Fiction writers create a world through their narrative sequences you follow a path through their speech and it little by little fills out a landscape. But when we read we're not necessarily so rational and certain ancillary, inconsequential, non-essential details unnaturally blow up into -making- the feel of the entire narrative.
For example, physical descriptions of roles in the narrative, like their manner of dress, or even things like facial expressions. These descriptions come across (in lazier fiction) as proxies for personality, counter to the advice of "show, don't tell", the author is trying to show their face, as a movie might, but they end up just telling you what the particular expression means.
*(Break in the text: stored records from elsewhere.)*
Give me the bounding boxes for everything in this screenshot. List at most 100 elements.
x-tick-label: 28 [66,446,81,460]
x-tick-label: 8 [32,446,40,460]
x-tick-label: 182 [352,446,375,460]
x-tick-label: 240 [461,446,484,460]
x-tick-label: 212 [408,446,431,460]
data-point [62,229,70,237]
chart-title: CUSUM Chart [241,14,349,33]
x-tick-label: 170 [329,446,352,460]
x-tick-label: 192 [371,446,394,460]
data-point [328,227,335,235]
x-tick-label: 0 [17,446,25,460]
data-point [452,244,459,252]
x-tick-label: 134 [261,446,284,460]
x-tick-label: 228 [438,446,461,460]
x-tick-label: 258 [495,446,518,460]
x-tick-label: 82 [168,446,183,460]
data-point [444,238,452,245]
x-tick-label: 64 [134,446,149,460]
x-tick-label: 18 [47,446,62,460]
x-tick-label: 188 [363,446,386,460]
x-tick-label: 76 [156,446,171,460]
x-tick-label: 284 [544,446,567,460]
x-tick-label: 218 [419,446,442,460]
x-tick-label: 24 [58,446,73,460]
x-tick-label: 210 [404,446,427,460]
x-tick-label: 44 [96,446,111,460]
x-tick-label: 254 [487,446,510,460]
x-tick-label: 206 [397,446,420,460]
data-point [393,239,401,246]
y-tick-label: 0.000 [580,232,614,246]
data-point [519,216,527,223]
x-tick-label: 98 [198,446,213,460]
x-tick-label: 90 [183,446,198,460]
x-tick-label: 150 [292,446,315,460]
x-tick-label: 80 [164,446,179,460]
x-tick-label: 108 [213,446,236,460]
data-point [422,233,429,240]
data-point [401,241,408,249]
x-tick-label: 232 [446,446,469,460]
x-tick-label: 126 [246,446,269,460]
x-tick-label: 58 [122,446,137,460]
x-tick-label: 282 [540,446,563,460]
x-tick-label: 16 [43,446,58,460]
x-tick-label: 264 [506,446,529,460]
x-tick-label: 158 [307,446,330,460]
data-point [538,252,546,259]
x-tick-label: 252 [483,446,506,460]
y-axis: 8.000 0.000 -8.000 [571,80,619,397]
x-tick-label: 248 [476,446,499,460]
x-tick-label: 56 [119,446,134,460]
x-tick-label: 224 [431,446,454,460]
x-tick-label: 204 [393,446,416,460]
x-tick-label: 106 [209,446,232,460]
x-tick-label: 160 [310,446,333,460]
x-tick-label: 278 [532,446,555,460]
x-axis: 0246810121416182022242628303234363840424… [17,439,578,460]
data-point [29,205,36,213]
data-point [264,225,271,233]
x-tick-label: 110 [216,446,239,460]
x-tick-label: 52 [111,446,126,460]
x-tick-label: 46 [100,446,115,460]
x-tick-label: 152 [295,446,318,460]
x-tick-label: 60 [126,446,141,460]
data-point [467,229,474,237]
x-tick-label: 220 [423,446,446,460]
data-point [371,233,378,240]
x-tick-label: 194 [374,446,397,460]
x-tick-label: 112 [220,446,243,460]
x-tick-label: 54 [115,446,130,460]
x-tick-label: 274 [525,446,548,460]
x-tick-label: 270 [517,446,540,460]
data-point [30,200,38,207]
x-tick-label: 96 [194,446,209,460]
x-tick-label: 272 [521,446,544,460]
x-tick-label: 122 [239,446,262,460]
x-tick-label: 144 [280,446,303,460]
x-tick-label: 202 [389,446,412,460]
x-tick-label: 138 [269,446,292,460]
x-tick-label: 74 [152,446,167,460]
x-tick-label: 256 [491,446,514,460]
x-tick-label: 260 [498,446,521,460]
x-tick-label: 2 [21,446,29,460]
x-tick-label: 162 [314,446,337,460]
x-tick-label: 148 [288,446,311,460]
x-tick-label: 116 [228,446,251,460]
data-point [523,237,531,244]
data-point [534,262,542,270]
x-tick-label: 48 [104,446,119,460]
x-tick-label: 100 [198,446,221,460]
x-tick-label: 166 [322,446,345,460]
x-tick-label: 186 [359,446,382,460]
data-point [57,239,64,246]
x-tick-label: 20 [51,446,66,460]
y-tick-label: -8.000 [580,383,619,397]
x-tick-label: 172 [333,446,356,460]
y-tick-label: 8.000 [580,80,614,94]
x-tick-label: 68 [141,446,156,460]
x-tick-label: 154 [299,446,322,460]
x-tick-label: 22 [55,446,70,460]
And I find this annoying. Because when reading a narrative, I do try to make a mental picture of it all, but it's a but ream like and vague, not a crisp big screen photographic image.
Another distractor of the same kind is character names. "Dagny Taggert', 'Mr. Darcy', I have a hard time articulating what they mean to me (the author would say 'exactly, you read the book to find out') but that impression came from the pseudo morpho-phonological connotations of the name, before the book.
Then what about reality?. You meet someone and exchange names, 'Oh what a nice name', 'Hm you don't look like a "Frank"', 'I used to know a "Cecil" and you're just like him'. Surely there are cultural issues, exoticism, associations. But the point is, you judge the person based on their name. They didn't choose their name (well, for the most part; some choose to alter, augment, or change it entirely).
So, for the most part, if you think the name fits or doesn't, blame the parents.